A twist to the "Kenmore" wine cooler option

I don’t fully understand this explanation . . . the evaporator coil (cold side) in AC should be designed to operate at a relatively constant temperature, typically ~40 degrees, not a differential from the outside temperature. Typical room A/C units allow for a setting down to 60 degrees, so on your explanation they would cool the coil to 25 degrees, which of course would lead to frosting/freezing. When I set a unit cooler, it means it runs more often - if the intake air is 90 degrees, the air will have to pass over the coils more frequently than if the air is 80 degrees in order to reach my set point of, say, 70 degrees. But that’s why AC runs more when the inside is hotter (or when it’s hotter out and more heat is being added to the inside of the house.

Andrew, great question! In fact, as you lower the temperature setpoint and drive down the cellar temperature, the coil temperature will drop too - leading to frost and removal of humidity.

For more information, take a look at the chart attached, which shows the balance point between the compressor capacity and the evaporator capacity at different entering air temperatures. The system operates where the lines intersect.
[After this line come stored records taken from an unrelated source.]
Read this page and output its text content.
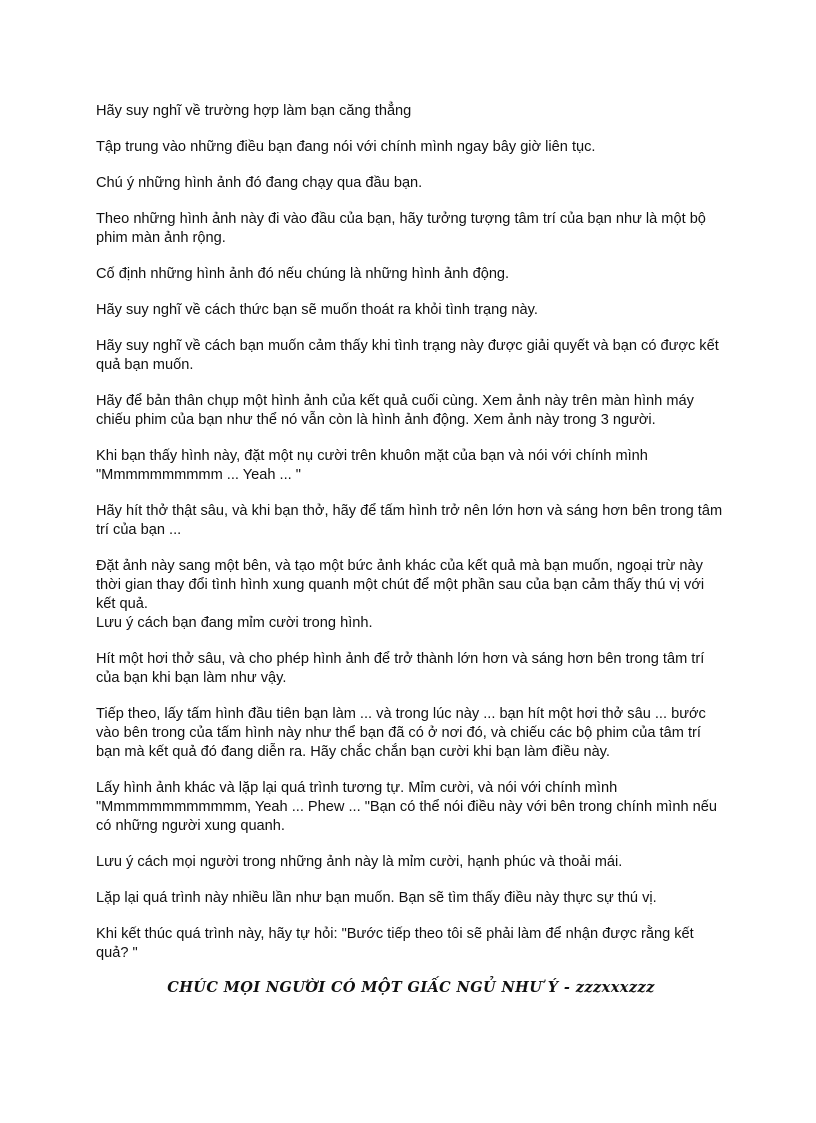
Hãy suy nghĩ về trường hợp làm bạn căng thẳng

Tập trung vào những điều bạn đang nói với chính mình ngay bây giờ liên tục.

Chú ý những hình ảnh đó đang chạy qua đầu bạn.

Theo những hình ảnh này đi vào đầu của bạn, hãy tưởng tượng tâm trí của bạn như là một bộ phim màn ảnh rộng.

Cố định những hình ảnh đó nếu chúng là những hình ảnh động.

Hãy suy nghĩ về cách thức bạn sẽ muốn thoát ra khỏi tình trạng này.

Hãy suy nghĩ về cách bạn muốn cảm thấy khi tình trạng này được giải quyết và bạn có được kết quả bạn muốn.

Hãy để bản thân chụp một hình ảnh của kết quả cuối cùng. Xem ảnh này trên màn hình máy chiếu phim của bạn như thể nó vẫn còn là hình ảnh động. Xem ảnh này trong 3 người.

Khi bạn thấy hình này, đặt một nụ cười trên khuôn mặt của bạn và nói với chính mình "Mmmmmmmmmm ... Yeah ... "

Hãy hít thở thật sâu, và khi bạn thở, hãy để tấm hình trở nên lớn hơn và sáng hơn bên trong tâm trí của bạn ...

Đặt ảnh này sang một bên, và tạo một bức ảnh khác của kết quả mà bạn muốn, ngoại trừ này thời gian thay đổi tình hình xung quanh một chút để một phần sau của bạn cảm thấy thú vị với kết quả.

Lưu ý cách bạn đang mỉm cười trong hình.

Hít một hơi thở sâu, và cho phép hình ảnh để trở thành lớn hơn và sáng hơn bên trong tâm trí của bạn khi bạn làm như vậy.

Tiếp theo, lấy tấm hình đầu tiên bạn làm ... và trong lúc này ... bạn hít một hơi thở sâu ... bước vào bên trong của tấm hình này như thể bạn đã có ở nơi đó, và chiếu các bộ phim của tâm trí bạn mà kết quả đó đang diễn ra. Hãy chắc chắn bạn cười khi bạn làm điều này.

Lấy hình ảnh khác và lặp lại quá trình tương tự. Mỉm cười, và nói với chính mình "Mmmmmmmmmmmm, Yeah ... Phew ... "Bạn có thể nói điều này với bên trong chính mình nếu có những người xung quanh.

Lưu ý cách mọi người trong những ảnh này là mỉm cười, hạnh phúc và thoải mái.

Lặp lại quá trình này nhiều lần như bạn muốn. Bạn sẽ tìm thấy điều này thực sự thú vị.

Khi kết thúc quá trình này, hãy tự hỏi: "Bước tiếp theo tôi sẽ phải làm để nhận được rằng kết quả? "

CHÚC MỌI NGƯỜI CÓ MỘT GIẤC NGỦ NHƯ Ý - zzzxxxzzz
As you can see, the saturated suction temperature is not constant - it balances out with the compressor operating curve based on the entering air temperature of the evaporator coil.

There are four distinct areas of design for cooling systems.

  1. A/C which is designed for latent (humidity) and sensible (temperature) cooling,
  2. High temp refrigeration which is designed for sensible cooling with minimal frosting (ie wine cellars)
  3. Medium temp refrigeration for sensible cooling with some frosting,
  4. Low temp refrigeration for sensible cooling with constant frosting.

Compressors and evaporator coils have different design features for each of these applications, and each given system is optimized for only one of these application areas.

Let me know if you have any additional questions!
refrigeration-crossplot.JPG

Interesting stuff ben…

One more question for your experts:
When an AC starts to lose refrigerant, why is freezing more likely?

TTT

Refrigerant has a pressure temperature relationship as the pressure goes down (as in a leaky or undercharged system) so does the temperature. Ie. a coil in a freezer runs at a lower pressure than a coil in a refrigerator. Once the compressor no longer has enough gas to compress all capacity is lost.

PV=nRT

Paul,
Here’s the technical reply from our engineer department:

When refrigerant leaks out there is not enough refrigerant to feed a solid column of liquid to the thermal expansion valve (or other metering device) and it becomes a mixture of vapor and liquid. The vapor binds the orifice inside the expansion valve and does not allow as much flow through it, the effect is the same as if the valve closes down. This valve regulates the pressure change from the high pressure side to the low pressure side, so the more it is closed the lower the pressure becomes on the low side. Pressure and temperature move together, so a lower suction pressure means a lower coil temperature, and it can reach a point where it is below freezing. A symptom of this is that the bottom of the coil ices up because the limited amount of liquid let through stays at the bottom of the coil and evaporates, and the remaining vapor is superheated through the top of the coil.

Let me know if you have additional questions.